Deux fanatiques, nommés Stork et Muncer[1], nés en Saxe, se servirent de quelques passages de l’Écriture qui insinuent qu’on n’est point disciple de Christ sans être inspiré : ils prétendirent l’être.

(1523) Ce sont les premiers enthousiastes dont on ait ouï parler dans ces temps-là : ils voulaient qu’on rebaptisât les enfants, parce que le Christ avait été baptisé étant adulte ; c’est ce qui leur procura le nom d’anabaptistes. Ils se dirent inspirés, et envoyés pour réformer la communion romaine et la luthérienne, et pour faire périr quiconque s’opposerait à leur évangile, se fondant sur ces paroles : « Je ne suis pas venu apporter la paix, mais le glaive[2]. »

Luther avait réussi à faire soulever les princes, les seigneurs, les magistrats, contre le pape et les évêques. Muncer souleva les paysans contre tous ceux-ci : lui et ses disciples s’adressèrent aux habitants des campagnes en Souabe, en Misnie, dans la Thuringe, dans la Franconie. Ils développèrent cette vérité dangereuse qui est dans tous les cœurs, c’est que les hommes sont nés égaux, et que si les papes avaient traité les princes en sujets, les seigneurs traitaient les paysans en bêtes. À la vérité, le manifeste de ces sauvages, au nom des hommes qui cultivent la terre, aurait été signé par Lycurgue : ils demandaient qu’on ne levât sur eux que les dîmes des grains ; qu’une partie fût employée au soulagement des pauvres ; qu’on leur permît la chasse et la pêche pour se nourrir ; que l’air et l’eau fussent libres ; qu’on modérât leurs corvées ; qu’on leur laissât du bois pour se chauffer : ils réclamaient les droits du genre humain ; mais ils les soutinrent en bêtes féroces.

Les cruautés que nous avons vues exercées par les communes de France, et en Angleterre du temps des rois Charles VI et Henri V, se renouvelèrent en Allemagne, et furent plus violentes par l’esprit de fanatisme. Muncer s’empare de Mulhausen en Thuringe en prêchant l’égalité, et fait porter à ses pieds l’argent des habitants en prêchant le désintéressement. (1525) Les paysans se soulèvent de la Saxe jusqu’en Alsace : ils massacrent les gentilshommes qu’ils rencontrent ; ils égorgent une fille bâtarde de l’empereur Maximilien Ier.

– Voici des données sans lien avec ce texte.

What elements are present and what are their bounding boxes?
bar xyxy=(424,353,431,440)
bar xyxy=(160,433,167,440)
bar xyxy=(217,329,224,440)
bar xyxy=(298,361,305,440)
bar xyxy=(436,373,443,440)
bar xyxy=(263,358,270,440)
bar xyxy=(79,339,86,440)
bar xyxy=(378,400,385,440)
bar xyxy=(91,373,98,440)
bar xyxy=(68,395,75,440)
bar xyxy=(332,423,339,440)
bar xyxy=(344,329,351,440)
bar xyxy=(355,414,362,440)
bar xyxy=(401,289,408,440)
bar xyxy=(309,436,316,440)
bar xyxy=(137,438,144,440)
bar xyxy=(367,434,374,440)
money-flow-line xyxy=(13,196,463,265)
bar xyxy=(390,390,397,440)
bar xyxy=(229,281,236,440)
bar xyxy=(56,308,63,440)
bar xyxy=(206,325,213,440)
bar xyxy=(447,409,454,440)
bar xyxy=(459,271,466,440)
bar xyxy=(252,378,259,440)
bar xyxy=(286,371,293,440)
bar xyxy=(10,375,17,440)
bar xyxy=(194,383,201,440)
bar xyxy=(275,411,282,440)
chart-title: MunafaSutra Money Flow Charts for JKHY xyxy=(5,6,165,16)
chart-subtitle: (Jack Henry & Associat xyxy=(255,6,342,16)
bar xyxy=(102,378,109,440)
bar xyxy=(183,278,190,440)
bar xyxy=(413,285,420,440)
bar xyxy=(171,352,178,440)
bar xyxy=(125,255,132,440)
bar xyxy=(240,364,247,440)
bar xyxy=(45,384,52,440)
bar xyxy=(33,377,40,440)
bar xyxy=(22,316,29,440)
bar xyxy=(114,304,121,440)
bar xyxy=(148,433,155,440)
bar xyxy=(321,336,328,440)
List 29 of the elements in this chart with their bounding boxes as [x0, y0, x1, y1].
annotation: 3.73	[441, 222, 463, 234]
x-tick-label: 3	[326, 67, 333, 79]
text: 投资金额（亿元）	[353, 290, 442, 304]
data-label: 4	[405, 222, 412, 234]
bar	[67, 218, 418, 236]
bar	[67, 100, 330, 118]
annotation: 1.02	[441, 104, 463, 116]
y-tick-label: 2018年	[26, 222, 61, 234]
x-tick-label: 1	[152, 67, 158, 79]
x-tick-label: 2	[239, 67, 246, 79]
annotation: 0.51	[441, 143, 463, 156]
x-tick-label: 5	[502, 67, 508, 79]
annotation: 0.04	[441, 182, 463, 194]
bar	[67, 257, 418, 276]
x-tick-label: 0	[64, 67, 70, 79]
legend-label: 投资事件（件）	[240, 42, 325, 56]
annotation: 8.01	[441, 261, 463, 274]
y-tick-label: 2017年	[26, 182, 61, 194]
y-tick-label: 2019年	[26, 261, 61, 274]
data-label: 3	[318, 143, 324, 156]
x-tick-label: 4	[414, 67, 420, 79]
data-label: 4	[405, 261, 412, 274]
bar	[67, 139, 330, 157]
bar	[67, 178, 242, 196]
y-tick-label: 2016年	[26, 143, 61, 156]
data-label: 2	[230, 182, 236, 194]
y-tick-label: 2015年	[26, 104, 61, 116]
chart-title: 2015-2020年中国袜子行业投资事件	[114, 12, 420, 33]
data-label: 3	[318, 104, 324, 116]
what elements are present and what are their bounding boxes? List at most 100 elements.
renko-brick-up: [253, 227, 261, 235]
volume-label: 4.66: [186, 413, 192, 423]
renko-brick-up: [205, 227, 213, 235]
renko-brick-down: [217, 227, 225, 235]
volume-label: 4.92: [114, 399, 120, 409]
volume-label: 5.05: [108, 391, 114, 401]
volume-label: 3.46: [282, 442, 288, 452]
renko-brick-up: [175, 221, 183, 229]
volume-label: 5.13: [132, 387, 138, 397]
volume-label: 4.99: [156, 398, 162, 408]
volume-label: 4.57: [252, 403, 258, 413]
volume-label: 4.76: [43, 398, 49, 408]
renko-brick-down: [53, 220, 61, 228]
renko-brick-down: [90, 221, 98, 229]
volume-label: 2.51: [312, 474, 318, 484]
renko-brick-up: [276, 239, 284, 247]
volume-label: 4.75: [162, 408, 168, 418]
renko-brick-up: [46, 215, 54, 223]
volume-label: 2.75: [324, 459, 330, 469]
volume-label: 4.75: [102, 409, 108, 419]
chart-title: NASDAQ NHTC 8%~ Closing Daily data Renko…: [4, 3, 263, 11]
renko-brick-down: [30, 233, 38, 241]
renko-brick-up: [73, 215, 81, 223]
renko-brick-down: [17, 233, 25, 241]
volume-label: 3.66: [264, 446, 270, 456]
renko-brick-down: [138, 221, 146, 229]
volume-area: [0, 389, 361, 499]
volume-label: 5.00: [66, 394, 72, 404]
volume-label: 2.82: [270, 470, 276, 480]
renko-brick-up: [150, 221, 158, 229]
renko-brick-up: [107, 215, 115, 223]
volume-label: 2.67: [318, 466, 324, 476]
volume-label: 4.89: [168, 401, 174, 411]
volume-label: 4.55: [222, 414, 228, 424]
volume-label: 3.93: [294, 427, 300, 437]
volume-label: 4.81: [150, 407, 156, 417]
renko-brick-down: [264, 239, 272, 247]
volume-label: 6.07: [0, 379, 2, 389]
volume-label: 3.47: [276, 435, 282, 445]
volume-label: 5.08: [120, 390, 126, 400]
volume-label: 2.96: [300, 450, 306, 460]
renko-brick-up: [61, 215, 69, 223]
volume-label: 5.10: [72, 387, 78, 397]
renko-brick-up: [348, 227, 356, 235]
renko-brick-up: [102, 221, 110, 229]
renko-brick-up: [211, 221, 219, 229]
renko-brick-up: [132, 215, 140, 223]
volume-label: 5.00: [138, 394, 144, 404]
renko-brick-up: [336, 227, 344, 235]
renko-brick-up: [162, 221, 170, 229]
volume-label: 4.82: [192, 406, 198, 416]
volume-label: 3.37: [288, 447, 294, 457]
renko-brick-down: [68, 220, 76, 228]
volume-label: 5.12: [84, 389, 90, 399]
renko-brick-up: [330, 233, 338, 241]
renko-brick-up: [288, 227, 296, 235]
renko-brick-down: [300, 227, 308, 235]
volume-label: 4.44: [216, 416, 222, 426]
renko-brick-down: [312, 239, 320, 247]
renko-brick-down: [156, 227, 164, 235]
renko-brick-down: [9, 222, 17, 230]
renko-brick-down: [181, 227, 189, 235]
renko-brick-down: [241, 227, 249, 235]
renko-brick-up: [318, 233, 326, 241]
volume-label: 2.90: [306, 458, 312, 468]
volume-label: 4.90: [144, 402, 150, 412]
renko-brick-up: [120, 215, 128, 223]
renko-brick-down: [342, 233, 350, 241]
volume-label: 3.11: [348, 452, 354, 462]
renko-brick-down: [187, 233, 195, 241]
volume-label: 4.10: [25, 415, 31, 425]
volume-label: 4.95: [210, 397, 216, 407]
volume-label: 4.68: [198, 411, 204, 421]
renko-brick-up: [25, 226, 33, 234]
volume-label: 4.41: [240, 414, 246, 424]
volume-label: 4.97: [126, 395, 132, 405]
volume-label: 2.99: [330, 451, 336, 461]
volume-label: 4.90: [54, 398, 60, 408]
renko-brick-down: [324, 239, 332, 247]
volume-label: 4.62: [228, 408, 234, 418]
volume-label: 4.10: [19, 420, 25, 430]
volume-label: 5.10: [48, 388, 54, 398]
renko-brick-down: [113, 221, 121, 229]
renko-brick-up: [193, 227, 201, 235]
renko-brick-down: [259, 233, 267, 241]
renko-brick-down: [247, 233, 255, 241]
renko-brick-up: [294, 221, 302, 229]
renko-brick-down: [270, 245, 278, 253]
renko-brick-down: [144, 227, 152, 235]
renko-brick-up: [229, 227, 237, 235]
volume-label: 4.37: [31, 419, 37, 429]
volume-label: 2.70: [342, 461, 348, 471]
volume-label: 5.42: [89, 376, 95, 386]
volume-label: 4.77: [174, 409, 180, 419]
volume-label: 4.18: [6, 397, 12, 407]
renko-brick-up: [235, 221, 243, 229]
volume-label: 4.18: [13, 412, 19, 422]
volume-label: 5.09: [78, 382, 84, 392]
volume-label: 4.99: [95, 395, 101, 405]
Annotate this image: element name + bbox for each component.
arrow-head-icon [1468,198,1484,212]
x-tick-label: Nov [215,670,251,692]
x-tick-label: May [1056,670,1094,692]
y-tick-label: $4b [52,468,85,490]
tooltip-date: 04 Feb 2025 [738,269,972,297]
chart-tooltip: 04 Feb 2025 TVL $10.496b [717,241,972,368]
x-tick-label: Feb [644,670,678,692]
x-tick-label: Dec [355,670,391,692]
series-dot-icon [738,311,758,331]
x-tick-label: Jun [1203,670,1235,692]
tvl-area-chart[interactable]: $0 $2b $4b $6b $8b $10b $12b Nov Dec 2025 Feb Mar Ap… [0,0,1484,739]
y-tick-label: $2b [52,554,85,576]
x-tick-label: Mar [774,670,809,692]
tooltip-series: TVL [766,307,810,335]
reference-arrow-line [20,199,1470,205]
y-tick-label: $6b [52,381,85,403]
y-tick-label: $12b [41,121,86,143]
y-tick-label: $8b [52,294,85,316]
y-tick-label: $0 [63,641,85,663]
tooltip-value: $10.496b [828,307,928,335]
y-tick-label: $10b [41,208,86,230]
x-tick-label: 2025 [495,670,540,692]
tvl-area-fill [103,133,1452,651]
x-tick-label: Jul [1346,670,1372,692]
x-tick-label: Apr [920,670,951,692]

Ce qui est très-remarquable, c’est qu’à l’exemple des anciens esclaves révoltés, qui, se sentant incapables de gouverner, choisirent pour leur roi le seul de leurs maîtres échappé au carnage, ces paysans mirent à leur tête un gentilhomme.

Ils ravagèrent tous les endroits où ils pénétrèrent depuis la Saxe jusqu’en Lorraine ; mais bientôt ils eurent le sort de tous les attroupements qui n’ont pas un chef habile : après avoir fait des maux affreux, ces troupes furent exterminées par des troupes régulières. Muncer, qui avait voulu s’ériger en Mahomet, périt, à Mulhausen, sur l’échafaud (1525) ; Luther, qui n’avait point eu de part à ces emportements, mais qui en était pourtant malgré lui le premier principe, puisque le premier il avait franchi la barrière de la soumission, ne perdit rien de son crédit, et n’en fut pas moins le prophète de sa patrie.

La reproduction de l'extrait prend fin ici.